Today I’m sitting in a classroom as part of a job-related workshop. My part of the workshop is not until later in the day. I’m currently waiting for the last morning session to end while “protecting” the room and everyone’s belongings. As I’ve been waiting, I just happened to notice an ADA newsletter (American Dental Association) and on the front page is the photo of a boy in a dental chair with a 10-week old therapy dog in training. The caption describes how petting the puppy helped the little boy stay calm through what was normally a rough routine for him. As I first looked at the photo I felt a sense of compassion and a kind of understanding wash over me – like an insight into what this boy’s struggles might feel like.

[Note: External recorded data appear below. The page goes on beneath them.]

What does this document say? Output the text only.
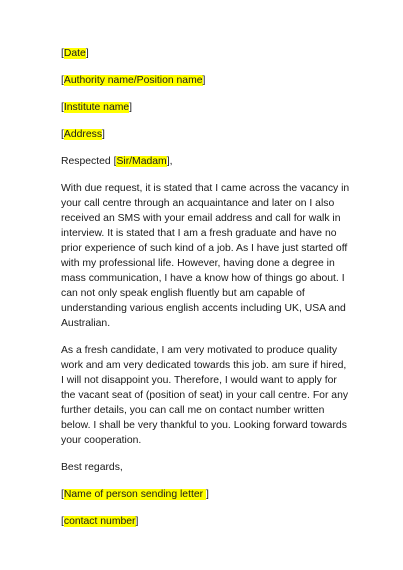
[Date]

[Authority name/Position name]

[Institute name]

[Address]

Respected [Sir/Madam],

With due request, it is stated that I came across the vacancy in your call centre through an acquaintance and later on I also received an SMS with your email address and call for walk in interview. It is stated that I am a fresh graduate and have no prior experience of such kind of a job. As I have just started off with my professional life. However, having done a degree in mass communication, I have a know how of things go about. I can not only speak english fluently but am capable of understanding various english accents including UK, USA and Australian.

As a fresh candidate, I am very motivated to produce quality work and am very dedicated towards this job. am sure if hired, I will not disappoint you. Therefore, I would want to apply for the vacant seat of (position of seat) in your call centre. For any further details, you can call me on contact number written below. I shall be very thankful to you. Looking forward towards your cooperation.

Best regards,

[Name of person sending letter ]

[contact number]
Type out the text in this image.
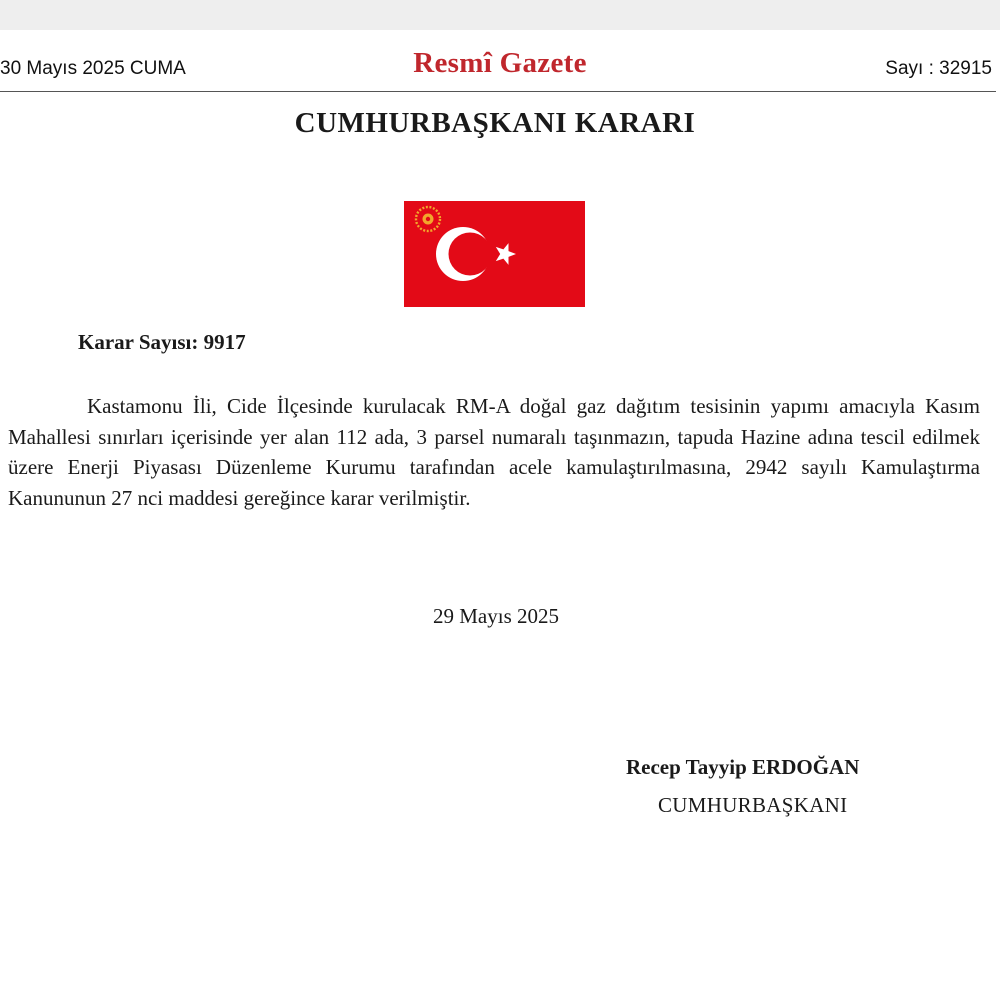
30 Mayıs 2025 CUMA	Resmî Gazete	Sayı : 32915
CUMHURBAŞKANI KARARI
Karar Sayısı: 9917

Kastamonu İli, Cide İlçesinde kurulacak RM-A doğal gaz dağıtım tesisinin yapımı amacıyla Kasım Mahallesi sınırları içerisinde yer alan 112 ada, 3 parsel numaralı taşınmazın, tapuda Hazine adına tescil edilmek üzere Enerji Piyasası Düzenleme Kurumu tarafından acele kamulaştırılmasına, 2942 sayılı Kamulaştırma Kanununun 27 nci maddesi gereğince karar verilmiştir.

29 Mayıs 2025
Recep Tayyip ERDOĞAN
CUMHURBAŞKANI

I dare say that a few years back I would not have had this experience. I would have been torn by the photo vs. accepting and seeing the “big picture.” Yet, I seem to have turned a corner and I feel as though my own personal tragedy has brought me to this combined place of softness and strength. Seeing the photo and reading the caption suddenly brought it full circle. In looking at the photo, I realized that had I not been thru my own personal (for lack of a better word) “tragedy”, which broke down the barriers to my heart, I would not be able to now embrace the softness and strength that have always been within me
When fully integrated, life’s tragedys and upheavals can make you soft and strong – all at the same same time. And then you can walk lightly through life and be good for all in your world.